ISCA Archive Interspeech 2016
ISCA Archive Interspeech 2016

Language Model Data Augmentation for Keyword Spotting in Low-Resourced Training Conditions

Arseniy Gorin, Rasa Lileikytė, Guangpu Huang, Lori Lamel, Jean-Luc Gauvain, Antoine Laurent

This research extends our earlier work on using machine translation (MT) and word-based recurrent neural networks to augment language model training data for keyword search in conversational Cantonese speech. MT-based data augmentation is applied to two language pairs: English-Lithuanian and English-Amharic. Using filtered N-best MT hypotheses for language modeling is found to perform better than just using the 1-best translation. Target language texts collected from the Web and filtered to select conversational-like data are used in several manners.
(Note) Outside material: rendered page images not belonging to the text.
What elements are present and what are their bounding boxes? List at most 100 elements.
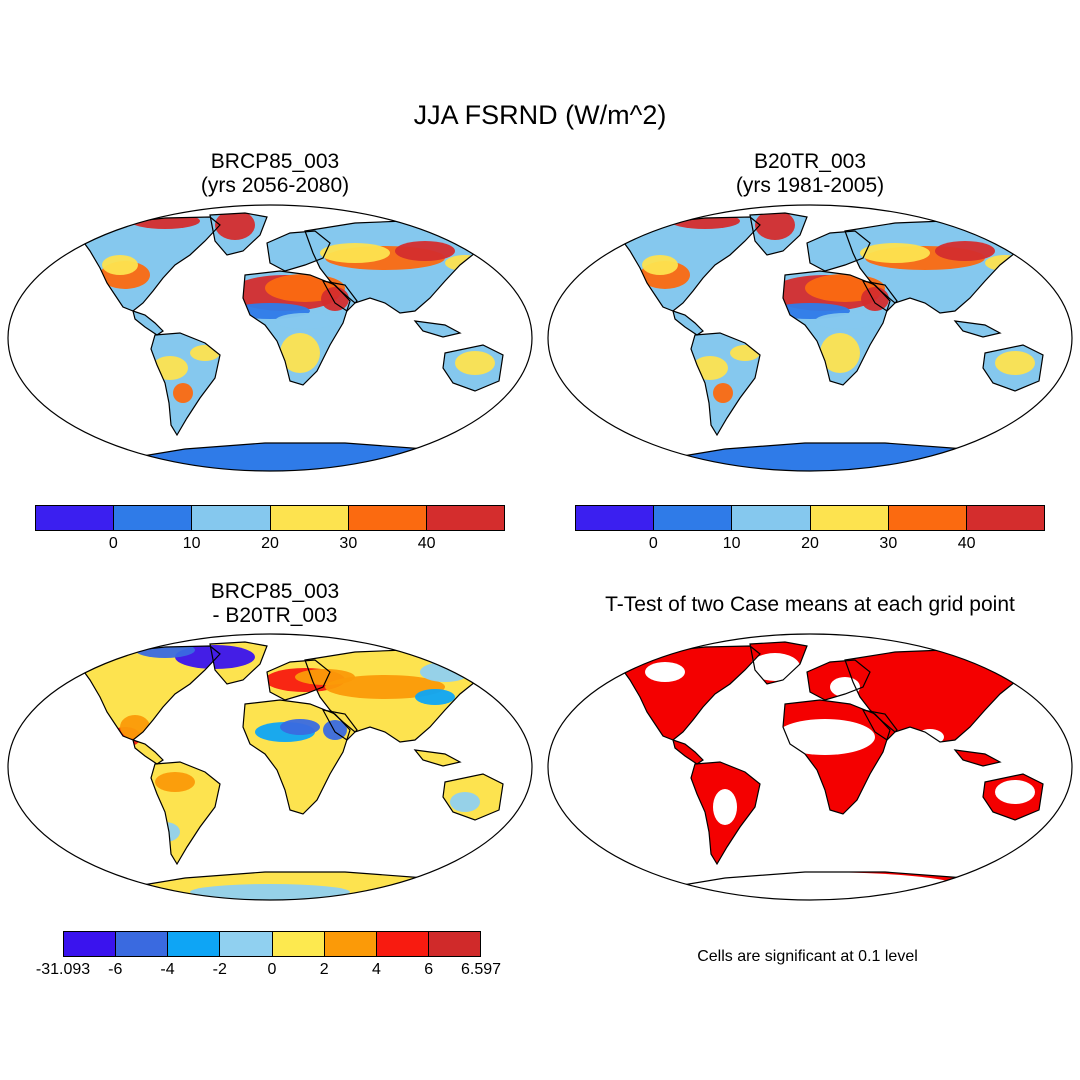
colorbar-tick-label: -2 [212,961,227,978]
colorbar-swatch [192,506,271,530]
coastline-central-america [132,310,164,336]
colorbar-panel-1-bar [35,505,505,531]
coastline-central-america [672,739,704,765]
panel-2-title-line1: B20TR_003 [753,150,867,173]
map-panel-b20tr [547,204,1073,472]
colorbar-tick-label: 6.597 [460,961,502,978]
colorbar-swatch [220,932,273,956]
coastline-indonesia [953,749,1002,767]
colorbar-tick-label: 30 [879,535,898,552]
colorbar-tick-label: -31.093 [35,961,91,978]
coastline-africa [782,699,891,815]
coastline-europe [806,230,871,272]
colorbar-swatch [64,932,117,956]
coastline-arabia [321,709,358,741]
coastline-australia [442,773,504,821]
colorbar-tick-label: 6 [424,961,434,978]
colorbar-swatch [168,932,221,956]
coastline-central-america [132,739,164,765]
colorbar-tick-label: 20 [261,535,279,552]
colorbar-swatch [36,506,115,530]
map-border [7,633,533,901]
coastline-arabia [861,280,898,312]
coastline-greenland [209,212,268,256]
colorbar-difference: -31.093 -6 -4 -2 0 2 4 6 6.597 [36,931,501,978]
colorbar-swatch [888,506,967,530]
panel-2-title: B20TR_003 (yrs 1981-2005) [665,150,955,198]
coastline-arabia [861,709,898,741]
colorbar-tick-label: -6 [108,961,123,978]
colorbar-swatch [732,506,811,530]
coastline-south-america [150,332,221,437]
colorbar-tick-label: 10 [182,535,201,552]
map-panel-ttest [547,633,1073,901]
coastline-south-america [690,332,761,437]
coastline-indonesia [413,320,462,338]
colorbar-swatch [348,506,427,530]
colorbar-tick-label: 40 [417,535,436,552]
panel-4-title: T-Test of two Case means at each grid po… [555,593,1065,617]
colorbar-difference-bar [63,931,481,957]
colorbar-tick-label: 0 [108,535,118,552]
coastline-greenland [749,641,808,685]
colorbar-swatch [114,506,193,530]
panel-1-title-line2: (yrs 2056-2080) [200,174,350,197]
coastline-central-america [672,310,704,336]
ttest-note: Cells are significant at 0.1 level [697,948,918,965]
panel-4-title-line1: T-Test of two Case means at each grid po… [605,593,1015,616]
colorbar-panel-2: 0 10 20 30 40 [575,505,1045,552]
coastline-indonesia [953,320,1002,338]
coastline-south-america [690,761,761,866]
colorbar-tick-label: 0 [648,535,658,552]
coastline-africa [242,699,351,815]
colorbar-swatch [426,506,505,530]
coastline-indonesia [413,749,462,767]
colorbar-swatch [272,932,325,956]
map-border [7,204,533,472]
coastline-africa [782,270,891,386]
map-border [547,633,1073,901]
colorbar-tick-label: 20 [801,535,819,552]
panel-3-title-line2: - B20TR_003 [212,604,338,627]
map-panel-brcp85 [7,204,533,472]
map-border [547,204,1073,472]
main-title: JJA FSRND (W/m^2) [413,100,667,130]
coastline-europe [806,659,871,701]
coastline-arabia [321,280,358,312]
colorbar-tick-label: 40 [957,535,976,552]
map-panel-difference [7,633,533,901]
colorbar-tick-label: 10 [722,535,741,552]
colorbar-swatch [576,506,655,530]
coastline-europe [266,230,331,272]
colorbar-panel-2-bar [575,505,1045,531]
colorbar-swatch [966,506,1045,530]
coastline-north-america [615,645,761,741]
colorbar-panel-1: 0 10 20 30 40 [35,505,505,552]
colorbar-tick-label: 4 [372,961,381,978]
panel-2-title-line2: (yrs 1981-2005) [735,174,885,197]
colorbar-tick-label: 30 [339,535,358,552]
colorbar-swatch [654,506,733,530]
coastline-north-america [615,216,761,312]
colorbar-swatch [428,932,480,956]
colorbar-tick-label: 2 [319,961,329,978]
coastline-north-america [75,645,221,741]
coastline-greenland [749,212,808,256]
colorbar-swatch [324,932,377,956]
coastline-south-america [150,761,221,866]
panel-3-title: BRCP85_003 - B20TR_003 [130,580,420,628]
panel-1-title: BRCP85_003 (yrs 2056-2080) [130,150,420,198]
colorbar-swatch [376,932,429,956]
coastline-greenland [209,641,268,685]
colorbar-tick-label: -4 [160,961,175,978]
coastline-africa [242,270,351,386]
colorbar-swatch [270,506,349,530]
coastline-australia [982,344,1044,392]
colorbar-swatch [810,506,889,530]
colorbar-swatch [116,932,169,956]
colorbar-tick-label: 0 [267,961,277,978]
panel-1-title-line1: BRCP85_003 [210,150,340,173]
coastline-europe [266,659,331,701]
coastline-australia [982,773,1044,821]
coastline-australia [442,344,504,392]
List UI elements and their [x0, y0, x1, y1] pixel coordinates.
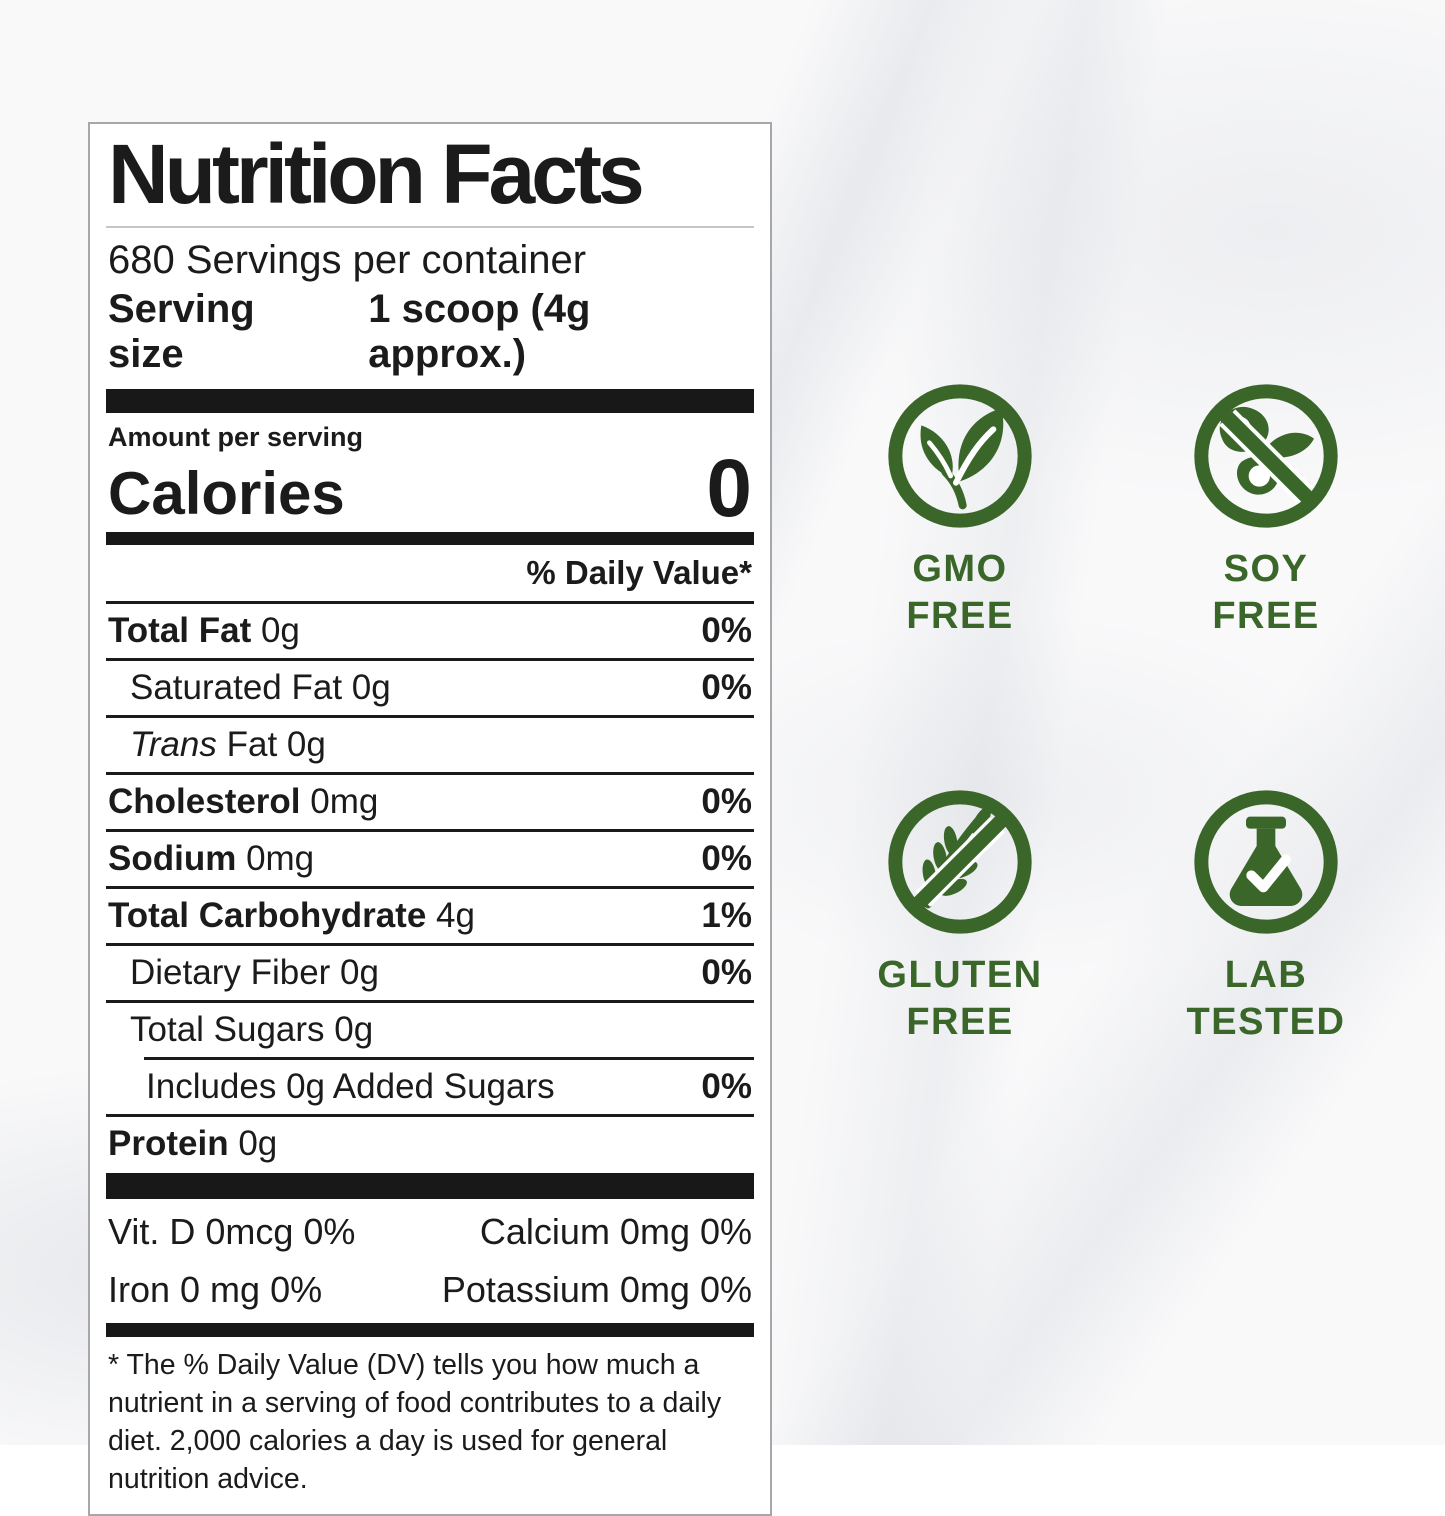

In addition to using Web data for training the language model of the speech recognizer, we further investigate using this data to improve the language model and phrase table of the MT system to get better translations of the English data. Finally, generating text data with a character-based recurrent neural network is investigated. This approach allows new word forms to be produced, providing a way to reduce the out-of-vocabulary rate and thereby improve keyword spotting performance. We study how these different methods of language model data augmentation impact speech-to-text and keyword spotting performance for the Lithuanian and Amharic languages. The best results are obtained by combining all of the explored methods.